Hi-ho, chums. It’s me, “The Man”. Now, a number of you have contacted me on my cellular telephone or over the World Wide Internet asking how to apply my hassling techniques in your everyday lives. In truth, effective hassling is not just a set of gimmicks to get people to do what you want. Rather, it is a deep understanding of the subtle issues that divide communities and inspire resentment.
For example, several years ago I established a policy which would disenfranchise the regular workers while promoting the chosen few. This program was called the “Glass Ceiling”. Women especially slammed their estrogen laden heads into this barrier in hopes of shattering the status quo. What they didn’t know was that the “Glass Ceiling” was actually made of a virtually impenetrable plexiglass developed by NASA scientists. Sorry ladies.
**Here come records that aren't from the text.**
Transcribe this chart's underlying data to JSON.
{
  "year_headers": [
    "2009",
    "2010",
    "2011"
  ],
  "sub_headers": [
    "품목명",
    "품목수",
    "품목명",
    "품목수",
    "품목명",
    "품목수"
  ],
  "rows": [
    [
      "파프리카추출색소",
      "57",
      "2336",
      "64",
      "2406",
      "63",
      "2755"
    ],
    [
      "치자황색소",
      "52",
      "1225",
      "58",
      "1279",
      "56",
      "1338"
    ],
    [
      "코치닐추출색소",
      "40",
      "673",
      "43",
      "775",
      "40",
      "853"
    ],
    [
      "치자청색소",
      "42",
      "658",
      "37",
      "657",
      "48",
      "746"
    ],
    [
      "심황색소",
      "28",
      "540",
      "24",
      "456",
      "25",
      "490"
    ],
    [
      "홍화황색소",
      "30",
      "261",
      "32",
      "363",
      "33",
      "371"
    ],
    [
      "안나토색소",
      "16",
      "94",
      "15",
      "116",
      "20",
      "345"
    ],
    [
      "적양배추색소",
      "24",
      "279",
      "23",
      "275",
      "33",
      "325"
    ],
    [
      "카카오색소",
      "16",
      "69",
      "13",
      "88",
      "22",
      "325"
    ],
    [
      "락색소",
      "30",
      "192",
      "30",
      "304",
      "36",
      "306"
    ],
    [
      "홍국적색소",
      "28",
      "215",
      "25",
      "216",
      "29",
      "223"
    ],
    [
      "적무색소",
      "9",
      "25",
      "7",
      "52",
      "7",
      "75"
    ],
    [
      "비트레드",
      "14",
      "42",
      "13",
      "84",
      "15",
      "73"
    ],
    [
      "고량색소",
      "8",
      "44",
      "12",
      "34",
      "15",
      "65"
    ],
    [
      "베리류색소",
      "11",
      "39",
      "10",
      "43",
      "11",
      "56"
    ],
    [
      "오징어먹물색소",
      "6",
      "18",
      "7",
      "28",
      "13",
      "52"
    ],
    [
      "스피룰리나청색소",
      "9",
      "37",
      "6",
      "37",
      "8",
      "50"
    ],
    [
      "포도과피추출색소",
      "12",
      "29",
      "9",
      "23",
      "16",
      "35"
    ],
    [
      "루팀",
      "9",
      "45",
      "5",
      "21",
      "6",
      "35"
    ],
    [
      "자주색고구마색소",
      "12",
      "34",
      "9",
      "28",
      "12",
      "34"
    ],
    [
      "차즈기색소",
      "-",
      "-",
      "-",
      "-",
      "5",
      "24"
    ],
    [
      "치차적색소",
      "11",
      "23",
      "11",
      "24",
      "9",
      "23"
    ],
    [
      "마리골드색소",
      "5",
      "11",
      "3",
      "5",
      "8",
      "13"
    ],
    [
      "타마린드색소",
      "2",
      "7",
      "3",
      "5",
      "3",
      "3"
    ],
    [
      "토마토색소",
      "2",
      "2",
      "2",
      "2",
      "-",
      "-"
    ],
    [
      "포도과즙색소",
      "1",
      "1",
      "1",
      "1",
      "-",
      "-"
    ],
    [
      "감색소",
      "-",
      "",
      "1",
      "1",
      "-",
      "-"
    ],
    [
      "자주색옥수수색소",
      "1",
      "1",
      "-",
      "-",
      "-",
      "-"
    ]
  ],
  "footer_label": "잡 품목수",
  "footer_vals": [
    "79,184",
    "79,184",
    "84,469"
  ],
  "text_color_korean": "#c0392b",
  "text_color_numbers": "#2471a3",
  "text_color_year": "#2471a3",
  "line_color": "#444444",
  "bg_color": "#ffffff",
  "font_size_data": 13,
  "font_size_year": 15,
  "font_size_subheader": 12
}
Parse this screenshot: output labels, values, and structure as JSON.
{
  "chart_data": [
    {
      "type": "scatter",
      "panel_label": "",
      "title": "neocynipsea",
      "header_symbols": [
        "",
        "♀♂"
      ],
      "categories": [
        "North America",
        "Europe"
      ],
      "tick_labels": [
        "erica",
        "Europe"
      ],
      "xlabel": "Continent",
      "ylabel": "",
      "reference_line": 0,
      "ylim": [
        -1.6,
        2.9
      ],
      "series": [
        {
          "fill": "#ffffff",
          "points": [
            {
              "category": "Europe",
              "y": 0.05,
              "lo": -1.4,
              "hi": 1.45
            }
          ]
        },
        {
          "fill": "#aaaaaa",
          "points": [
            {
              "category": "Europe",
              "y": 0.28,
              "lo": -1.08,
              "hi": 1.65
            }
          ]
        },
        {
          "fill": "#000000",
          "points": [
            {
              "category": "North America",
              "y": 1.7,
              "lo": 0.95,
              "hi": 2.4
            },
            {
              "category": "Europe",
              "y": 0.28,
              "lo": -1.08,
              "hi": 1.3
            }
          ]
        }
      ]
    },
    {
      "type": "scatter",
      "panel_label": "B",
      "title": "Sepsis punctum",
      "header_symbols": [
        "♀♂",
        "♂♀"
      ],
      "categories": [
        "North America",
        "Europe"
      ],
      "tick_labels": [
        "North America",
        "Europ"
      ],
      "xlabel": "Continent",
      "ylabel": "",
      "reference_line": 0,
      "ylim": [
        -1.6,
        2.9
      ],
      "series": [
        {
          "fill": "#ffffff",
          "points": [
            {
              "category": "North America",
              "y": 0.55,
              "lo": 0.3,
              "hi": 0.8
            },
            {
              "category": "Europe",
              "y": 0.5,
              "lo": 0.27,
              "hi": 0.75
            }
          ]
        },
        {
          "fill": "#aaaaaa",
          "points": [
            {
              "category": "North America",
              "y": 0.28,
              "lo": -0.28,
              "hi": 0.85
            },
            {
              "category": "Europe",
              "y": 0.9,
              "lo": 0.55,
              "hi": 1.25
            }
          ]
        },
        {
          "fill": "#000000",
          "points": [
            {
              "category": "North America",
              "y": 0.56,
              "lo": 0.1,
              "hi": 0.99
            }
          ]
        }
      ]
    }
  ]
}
Another effective mensch-repression program I initiated was “Operation Jobless Dead-Beat”. Earlier this year, I had one of my undercover hippies go to NYU and play Neil Young’s “Heart of Stone” on his sitar for two hours. Next thing you know; Occupy Wall Street. The week before I’d invested heavily into pup tents, Rasta caps, and Che Guevara t-shirts. I cleaned up. Thanks stupid college kids.
My point is, if you really want to hassle the under privileged, start in your own neighborhood; the rubes next door, your wife’s cousin’s kids, or that table full of lesbians eyeballing you at Denny’s. Find out what makes them tick. Then figure out a way to exploit it.
**This website does not necessarily endorse “The Man” or his opinions in regard to chicks and college kids, but does think the WNBA is detrimental to society.